The mystery behind a series of arsons in a poor neighborhood in Providence, Rhode Island, takes a back seat to author Bruce DeSilva's insider's portrayal of the newspaper business. DeSilva is a retired journalist and Associated Press writing coach and Rogue Island provides a vehicle for him to take some fond parting shots at his erstwhile profession.
Rogue Island is an entertaining first book, although it doesn't rise to the level of more established writers in the genre. We do learn that Rogue Island is an early name for Rhode Island. After completing the book, my only question is, "Is Rhode Island really that corrupt?" Anyone know?
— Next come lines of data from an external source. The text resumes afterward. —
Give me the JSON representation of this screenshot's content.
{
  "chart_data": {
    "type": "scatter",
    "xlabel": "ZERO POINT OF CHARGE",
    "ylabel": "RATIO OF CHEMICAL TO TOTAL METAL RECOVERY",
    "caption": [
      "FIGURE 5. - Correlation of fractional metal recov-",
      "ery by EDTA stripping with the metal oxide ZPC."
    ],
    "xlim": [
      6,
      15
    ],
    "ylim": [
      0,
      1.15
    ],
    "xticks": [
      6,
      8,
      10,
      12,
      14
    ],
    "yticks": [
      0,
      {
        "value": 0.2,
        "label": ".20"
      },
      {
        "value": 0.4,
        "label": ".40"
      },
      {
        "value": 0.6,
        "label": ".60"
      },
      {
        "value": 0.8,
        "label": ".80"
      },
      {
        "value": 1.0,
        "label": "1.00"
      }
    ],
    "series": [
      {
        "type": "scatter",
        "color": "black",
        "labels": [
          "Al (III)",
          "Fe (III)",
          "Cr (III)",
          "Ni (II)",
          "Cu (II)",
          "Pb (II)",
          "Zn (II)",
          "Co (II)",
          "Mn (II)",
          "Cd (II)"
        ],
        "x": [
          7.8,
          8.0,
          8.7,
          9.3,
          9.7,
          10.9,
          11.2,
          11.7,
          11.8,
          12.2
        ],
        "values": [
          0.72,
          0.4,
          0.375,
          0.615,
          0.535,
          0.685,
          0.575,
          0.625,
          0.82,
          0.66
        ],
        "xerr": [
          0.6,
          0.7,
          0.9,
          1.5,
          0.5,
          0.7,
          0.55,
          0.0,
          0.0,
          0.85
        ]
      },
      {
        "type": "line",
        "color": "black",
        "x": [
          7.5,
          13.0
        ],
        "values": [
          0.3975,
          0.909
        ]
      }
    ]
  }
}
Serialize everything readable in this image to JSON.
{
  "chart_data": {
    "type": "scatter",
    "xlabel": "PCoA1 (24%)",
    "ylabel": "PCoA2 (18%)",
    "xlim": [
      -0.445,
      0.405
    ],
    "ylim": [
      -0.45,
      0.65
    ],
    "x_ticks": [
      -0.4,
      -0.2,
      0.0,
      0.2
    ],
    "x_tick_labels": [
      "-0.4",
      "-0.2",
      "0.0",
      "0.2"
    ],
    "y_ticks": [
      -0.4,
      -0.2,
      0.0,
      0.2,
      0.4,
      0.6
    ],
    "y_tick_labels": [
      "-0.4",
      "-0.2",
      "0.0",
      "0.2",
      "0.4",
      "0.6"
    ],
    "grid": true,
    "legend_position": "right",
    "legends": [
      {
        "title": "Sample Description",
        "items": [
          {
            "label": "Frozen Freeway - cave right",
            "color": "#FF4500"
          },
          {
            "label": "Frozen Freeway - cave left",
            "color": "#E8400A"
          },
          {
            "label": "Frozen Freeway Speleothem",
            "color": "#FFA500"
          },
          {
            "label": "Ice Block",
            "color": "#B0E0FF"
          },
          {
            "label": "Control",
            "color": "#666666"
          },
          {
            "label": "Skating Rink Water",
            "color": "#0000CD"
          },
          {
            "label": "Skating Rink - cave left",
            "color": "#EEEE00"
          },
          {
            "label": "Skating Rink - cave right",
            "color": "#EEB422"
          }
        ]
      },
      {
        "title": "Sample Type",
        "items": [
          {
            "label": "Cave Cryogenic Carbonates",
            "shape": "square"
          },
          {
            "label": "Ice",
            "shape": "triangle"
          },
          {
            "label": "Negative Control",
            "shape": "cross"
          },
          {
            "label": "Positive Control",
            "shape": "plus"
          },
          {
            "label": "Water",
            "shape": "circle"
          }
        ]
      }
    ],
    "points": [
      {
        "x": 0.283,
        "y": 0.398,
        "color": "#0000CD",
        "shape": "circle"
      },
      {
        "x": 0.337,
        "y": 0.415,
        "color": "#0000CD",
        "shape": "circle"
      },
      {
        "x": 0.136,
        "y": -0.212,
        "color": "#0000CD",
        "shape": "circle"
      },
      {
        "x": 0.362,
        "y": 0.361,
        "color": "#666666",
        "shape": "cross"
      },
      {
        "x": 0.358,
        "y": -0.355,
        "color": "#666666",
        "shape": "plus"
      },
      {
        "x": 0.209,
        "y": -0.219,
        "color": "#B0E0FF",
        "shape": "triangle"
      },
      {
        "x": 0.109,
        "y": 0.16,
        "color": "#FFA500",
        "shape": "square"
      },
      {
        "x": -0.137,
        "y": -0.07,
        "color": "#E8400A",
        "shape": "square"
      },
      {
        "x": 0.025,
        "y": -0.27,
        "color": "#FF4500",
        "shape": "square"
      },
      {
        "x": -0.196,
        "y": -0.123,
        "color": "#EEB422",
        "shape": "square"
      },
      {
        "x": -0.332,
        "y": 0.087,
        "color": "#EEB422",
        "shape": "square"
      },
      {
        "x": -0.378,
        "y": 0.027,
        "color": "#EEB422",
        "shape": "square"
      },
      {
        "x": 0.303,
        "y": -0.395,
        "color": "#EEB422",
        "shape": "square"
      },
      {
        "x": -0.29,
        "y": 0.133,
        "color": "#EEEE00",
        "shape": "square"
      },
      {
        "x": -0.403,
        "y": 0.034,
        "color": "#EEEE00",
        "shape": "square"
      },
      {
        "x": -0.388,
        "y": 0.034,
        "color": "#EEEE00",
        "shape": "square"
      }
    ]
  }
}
Howard Bryant's biography of Braves slugger Henry Aaron transcends the sports genre. Yes, there's plenty of baseball here and Bryant demonstrates the validity of the truism that "baseball writes." And, yes, it's a well-researched, impeccably told life of the Alabama man who rose to the greatest heights attainable within the sport of baseball.
The book is a huge success solely on those levels -- baseball and biography. But is does author and subject, Bryant and Aaron, a mighty disservice not to embrace the book on one final level; one rarely achieved in sports biography -- sociological perspective.Bryant's gift is that he sets Aaron's contributions and career -- as athlete and man -- against the social and cultural changes that enveloped Aaron, and America, from the time he left Mobile, determined to become a professional baseball player, to his surpassing Babe Ruth's all-time home run record.
Aaron is a man of great pride and dignity. Bryant's book is a fitting tribute to those qualities as well as to one of the finest players the game of baseball has ever seen. Aaron no longer holds the all-time home run record, giving way to Barry Bonds, but as one observer, quoted by Bryant, notes, he remains "the standard-bearer."
The Finkler Question, 2010 winner of the prestigious Booker Prize, is a dreary comic novel on what it means to be a Jew.
I guess. Honestly, I didn't take much away from this novel, but I do have a recommendation: read something else.
It's Freedom without Franzen.
So Much For That -- short-listed for the National Book Award for fiction -- is an extended rant on all that's wrong with America's health care system. Characters are confronted with an especialy virulent form of cancer, a rare disease that inflicts only Jews, a drug resistant infection raging through a nursing home and an ill-chosen vanity surgery that goes terribly wrong.
Somehow author Lionel Shriver wrests a happy, yet depressingly bogus, ending from this unrelentingly bleak portrait of modern America.
Hull Zero Three, the newest novel from the prolific Greg Bear, goes far to establishing Bear as a Science Fiction Grandmaster in the classic mold of Robert Heinlein, Isaac Asimov or Arthur C. Clarke.
As with many books in the genre, when the novel opens both narrator and reader are confronted with more questions than answers. It takes almost the entire novel to answer most of those questions and that's fine because it's an intriguing, thrilling journey.
Without serving up a spoiler, the narrator, who we come to know as Teacher, is on a massive spaceship. The destination is unknown, but it's clear that something has gone horribly wrong and that war has broken out on board. The reader is step-for-step with Bear's curious cast of characters as they manage to stay alive along enough to unravel the puzzle and set things right.
Ultimately, Bear makes it clear that in whatever shape it takes, humanity -- in the fullest meaning of the word -- can survive amid the cold depths of the stars.